The landlord had asked Giegold why his firm wanted an open office plan when the historic building typically attracts tenants seeking traditional office cubicles. The acoustical design firm recently moved into a historic building located in Chicago’s Loop that has strict rules about the kinds of architectural interventions permitted.

Threshold is a creative design practice. Its staff designs the acoustics of major performance halls. Among the firms’ current projects is the improvement of the room acoustics in Philadelphia’s Kimmel Center for the Performing Arts, home of the Philadelphia Orchestra. The design team works simultaneously with ever-changing collaborations on projects so the firm wanted an open office interior to facilitate its work style with project partners. But in open-plan interiors, a hard ceiling is remarkably democratic and troublesome: everyone can be heard! As Giegold pointed out, “We are large enough to make a good racket on a busy day, and everyone needs time to focus.”

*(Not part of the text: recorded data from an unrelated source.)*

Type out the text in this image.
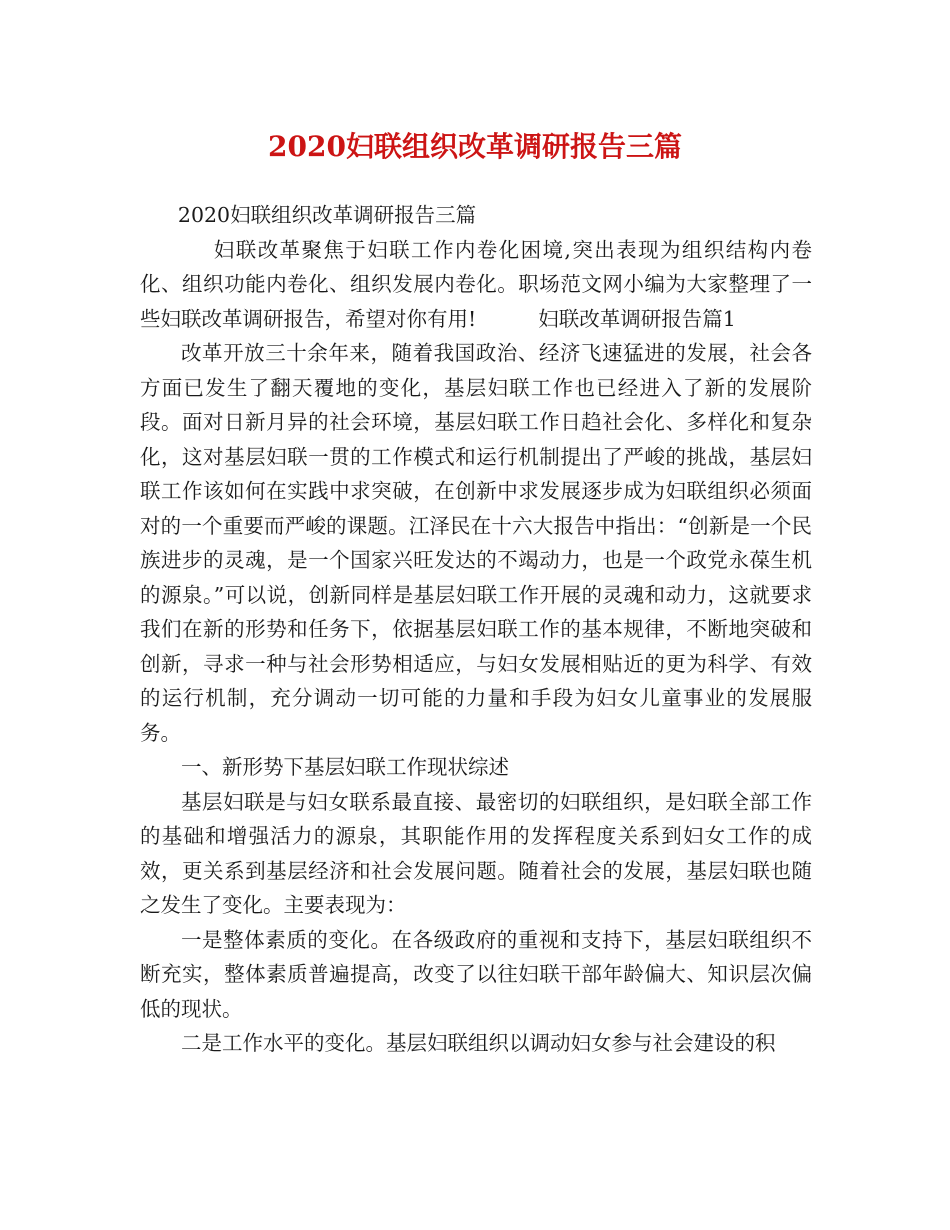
2020妇联组织改革调研报告三篇

2020妇联组织改革调研报告三篇

妇联改革聚焦于妇联工作内卷化困境,突出表现为组织结构内卷化、组织功能内卷化、组织发展内卷化。职场范文网小编为大家整理了一些妇联改革调研报告，希望对你有用!	妇联改革调研报告篇1

改革开放三十余年来，随着我国政治、经济飞速猛进的发展，社会各方面已发生了翻天覆地的变化，基层妇联工作也已经进入了新的发展阶段。面对日新月异的社会环境，基层妇联工作日趋社会化、多样化和复杂化，这对基层妇联一贯的工作模式和运行机制提出了严峻的挑战，基层妇联工作该如何在实践中求突破，在创新中求发展逐步成为妇联组织必须面对的一个重要而严峻的课题。江泽民在十六大报告中指出：“创新是一个民族进步的灵魂，是一个国家兴旺发达的不竭动力，也是一个政党永葆生机的源泉。”可以说，创新同样是基层妇联工作开展的灵魂和动力，这就要求我们在新的形势和任务下，依据基层妇联工作的基本规律，不断地突破和创新，寻求一种与社会形势相适应，与妇女发展相贴近的更为科学、有效的运行机制，充分调动一切可能的力量和手段为妇女儿童事业的发展服务。

一、新形势下基层妇联工作现状综述

基层妇联是与妇女联系最直接、最密切的妇联组织，是妇联全部工作的基础和增强活力的源泉，其职能作用的发挥程度关系到妇女工作的成效，更关系到基层经济和社会发展问题。随着社会的发展，基层妇联也随之发生了变化。主要表现为：

一是整体素质的变化。在各级政府的重视和支持下，基层妇联组织不断充实，整体素质普遍提高，改变了以往妇联干部年龄偏大、知识层次偏低的现状。

二是工作水平的变化。基层妇联组织以调动妇女参与社会建设的积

When a flat, monolithic, nonintrusive ceiling is called for in sensitive or historic structures, stretched fabric systems are getting justifiable notice. The technical fabric installed on Threshold’s ceiling is a Clipso USA proprietary woven polyester with a polyurethane coating and a soft matte white finish. The weave, critical to the absorption of high frequency sound, is nearly invisible, even at close scrutiny, but still allows the fuzz behind it to take out most of the speech and equipment noise that would otherwise reflect from the ceiling.

“The coating seals the cells of the fabric, which is anti-static, stain resistant and hydrophobic,” says Clipso’s director of sales Jeff Dordick. “It also has a Class A fire rating.” That alone makes it a valuable asset in any historic building, not to mention one in a city with a history of fires.

“If the fabric is held to the light you see little sparkles,” says Dordick. “These are micro-perforations. Sound actually passes through the fabric and is absorbed by material behind it.” Since it’s acoustically transparent, there is almost no reverberation. This fabric has also been effectively used in a new admissions building at Brandeis University, the walls of a church and in a performing arts center.

In Threshold’s offices and conference room, numerous fabric panels are tucked into plastic profiles at the room’s perimeter and cover large areas without sagging. The largest of the panels is about 4m wide and more than 18m long—seamless, taut and nearly indistinguishable from plaster. Installation was by The HUFF Co. Inc., based in Libertyville, Ill.

“The installation process is not for the faint of heart,” says Giegold. “A 65m2 piece of fabric has strong opinions and requires persuasion, but HUFF’s crew was clearly up to the task.” The visual and acoustic effect is dramatic, and word of its success seems to be working its way around the building. Quietly, we presume.